ところがここにきて、この画質音質という面でネット側の追い上げが激しくなってきました。昨今のコロナ禍で実演機会が激減し、観客の有無を問わずステージのライブ収録・生配信という動きが激増したため「配信の絵と音をもっと良くしようよ」という機運が高まってきたのです。
――業界人として、趣味人として、このムーブメントは非常に喜ばしいです。
麻倉:面白いのは主催者側ではなく、技術屋さんやプラットフォーマー側から、配信内容の品質について問題意識を持っていたということ。アーティストとしてAV品質向上を意識していたのは、私の知る限りでは松田聖子と山下達郎くらいでしょうか。
つまり、従来の生配信はある意味でライブ会場の緊急避難、代替措置的な立ち位置だった。画質音質はまあまあ程度で、“まず絵と音がちゃんと出る”ことが重視されていたため、端的に言ってプアな環境で生配信をやっていた訳です。そもそもこのテのサービスにおける従来の視聴環境と言えば、スマホか、せいぜいパソコンでしたから、情報量をふんだんに盛った贅沢な配信は必要とされていなかった、とも言えるでしょう。
ところがここにきて、スマホやパソコンといった中小画面ではなく、テレビの大画面でライブ配信を観る・シアターシステムで聴くというスタイルが急増しました。言うまでもなくステイホームによる家庭での視聴が激増したためですが、これに合わせて、ホームシアターのオーディオやスクリーンでの上映に耐えるクオリティアップ作戦が急激に立ち上がってきました。
オーディオビジュアルの一大ムーブメントとして、これは私も興味津々。ということで今回は“ハイクオリティ配信最前線・体験”をご報告いたしましょう。
U-NEXT
麻倉:まずは私の大好きな聖子ちゃんから。10月3日に松田聖子40周年ということで、スタジオライブイベント「40th Anniversary Seiko Matsuda 2020 "Romantic Studio Live"」をU-NEXTが独占配信しました。オーディオビジュアル的に、これには歴史的な意味があります。これは「商業配信でここまで出来るぞ!」という、動画配信としては初のクオリティ志向ライブストリーミングなのです。

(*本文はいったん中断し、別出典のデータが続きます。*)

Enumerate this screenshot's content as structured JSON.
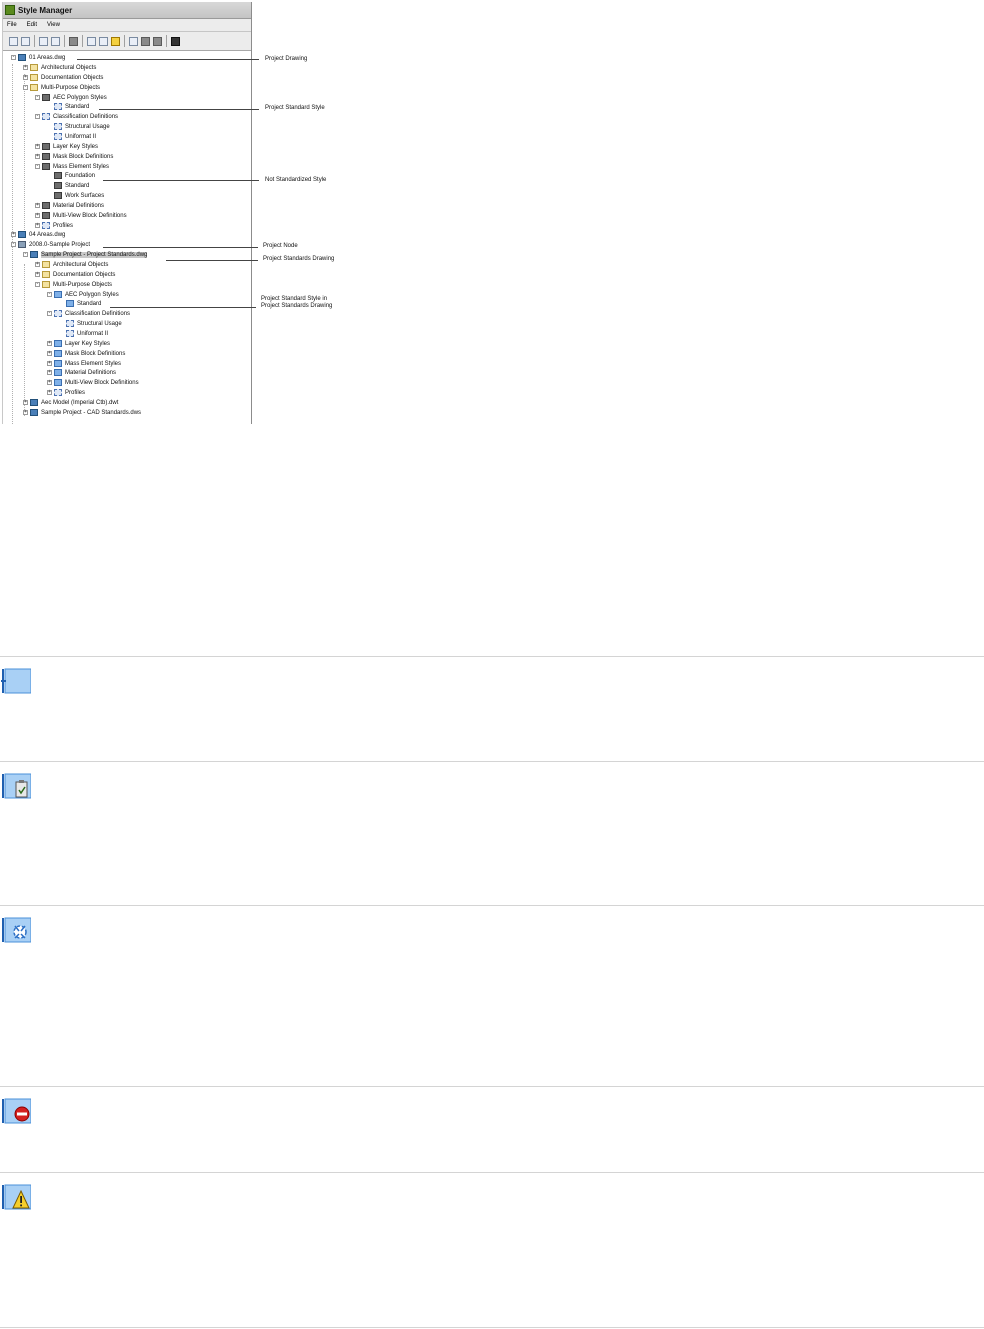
{
  "window": {
    "title": "Style Manager",
    "menu": [
      "File",
      "Edit",
      "View"
    ]
  },
  "tree": [
    {
      "label": "01 Areas.dwg",
      "icon": "drawing-icon"
    },
    {
      "label": "Architectural Objects",
      "icon": "folder-icon"
    },
    {
      "label": "Documentation Objects",
      "icon": "folder-icon"
    },
    {
      "label": "Multi-Purpose Objects",
      "icon": "folder-icon"
    },
    {
      "label": "AEC Polygon Styles",
      "icon": "style-icon"
    },
    {
      "label": "Standard",
      "icon": "classification-icon"
    },
    {
      "label": "Classification Definitions",
      "icon": "classification-icon"
    },
    {
      "label": "Structural Usage",
      "icon": "classification-icon"
    },
    {
      "label": "Uniformat II",
      "icon": "classification-icon"
    },
    {
      "label": "Layer Key Styles",
      "icon": "style-icon"
    },
    {
      "label": "Mask Block Definitions",
      "icon": "style-icon"
    },
    {
      "label": "Mass Element Styles",
      "icon": "style-icon"
    },
    {
      "label": "Foundation",
      "icon": "style-icon"
    },
    {
      "label": "Standard",
      "icon": "style-icon"
    },
    {
      "label": "Work Surfaces",
      "icon": "style-icon"
    },
    {
      "label": "Material Definitions",
      "icon": "style-icon"
    },
    {
      "label": "Multi-View Block Definitions",
      "icon": "style-icon"
    },
    {
      "label": "Profiles",
      "icon": "profile-icon"
    },
    {
      "label": "04 Areas.dwg",
      "icon": "drawing-icon"
    },
    {
      "label": "2008.0-Sample Project",
      "icon": "project-icon"
    },
    {
      "label": "Sample Project - Project Standards.dwg",
      "icon": "drawing-icon"
    },
    {
      "label": "Architectural Objects",
      "icon": "folder-icon"
    },
    {
      "label": "Documentation Objects",
      "icon": "folder-icon"
    },
    {
      "label": "Multi-Purpose Objects",
      "icon": "folder-icon"
    },
    {
      "label": "AEC Polygon Styles",
      "icon": "style-icon"
    },
    {
      "label": "Standard",
      "icon": "style-icon"
    },
    {
      "label": "Classification Definitions",
      "icon": "classification-icon"
    },
    {
      "label": "Structural Usage",
      "icon": "classification-icon"
    },
    {
      "label": "Uniformat II",
      "icon": "classification-icon"
    },
    {
      "label": "Layer Key Styles",
      "icon": "style-icon"
    },
    {
      "label": "Mask Block Definitions",
      "icon": "style-icon"
    },
    {
      "label": "Mass Element Styles",
      "icon": "style-icon"
    },
    {
      "label": "Material Definitions",
      "icon": "style-icon"
    },
    {
      "label": "Multi-View Block Definitions",
      "icon": "style-icon"
    },
    {
      "label": "Profiles",
      "icon": "profile-icon"
    },
    {
      "label": "Aec Model (Imperial Ctb).dwt",
      "icon": "drawing-icon"
    },
    {
      "label": "Sample Project - CAD Standards.dws",
      "icon": "drawing-icon"
    }
  ],
  "callouts": {
    "project_drawing": "Project Drawing",
    "project_standard_style": "Project Standard Style",
    "not_standardized_style": "Not Standardized Style",
    "project_node": "Project Node",
    "project_standards_drawing": "Project Standards Drawing",
    "project_standard_style_in_1": "Project Standard Style in",
    "project_standard_style_in_2": "Project Standards Drawing"
  },
  "icon_rows": [
    {
      "icon": "blue-book-icon"
    },
    {
      "icon": "book-clipboard-icon"
    },
    {
      "icon": "book-sync-icon"
    },
    {
      "icon": "book-no-entry-icon"
    },
    {
      "icon": "book-warning-icon"
    }
  ],
  "colors": {
    "selection": "#c8c8c8",
    "accent_blue": "#4a90d9"
  }
}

そもそもUSENを出身母体とするU-NEXTは “動画版有線放送”とも言うべき位置づけで始まった、テレビ画面前提のプラットフォームです。そのため同社のクオリティコントロールは業界内でも高い位置に居ます。
――確かにU-NEXTはサービスの初期段階からテレビ向けのSTBを用意しており、スマホ視聴はテレビ画面の補助・拡張というスタンスを取っていました。
麻倉:そんな同社のライブ配信、従来は720pフォーマットを使用していましたが、今回は1080pでの送り出し。映像ビットレートは従来の7Mbpsからおよそ10Mbpsへ引き上げ、音声も128kbpsからAAC-LCの448kbpsにアップグレードしています。これらは「PREMIUM LIVE EXPERIENCE」テクノロジーとして新たにブランド化したハイグレードパッケージで、その第1弾が今回の聖子ちゃんなのです。同社はサービスを展開するにあたって通信回線の市場状況を調査、途切れないレベルで最大限贅沢なものを選択したとしています。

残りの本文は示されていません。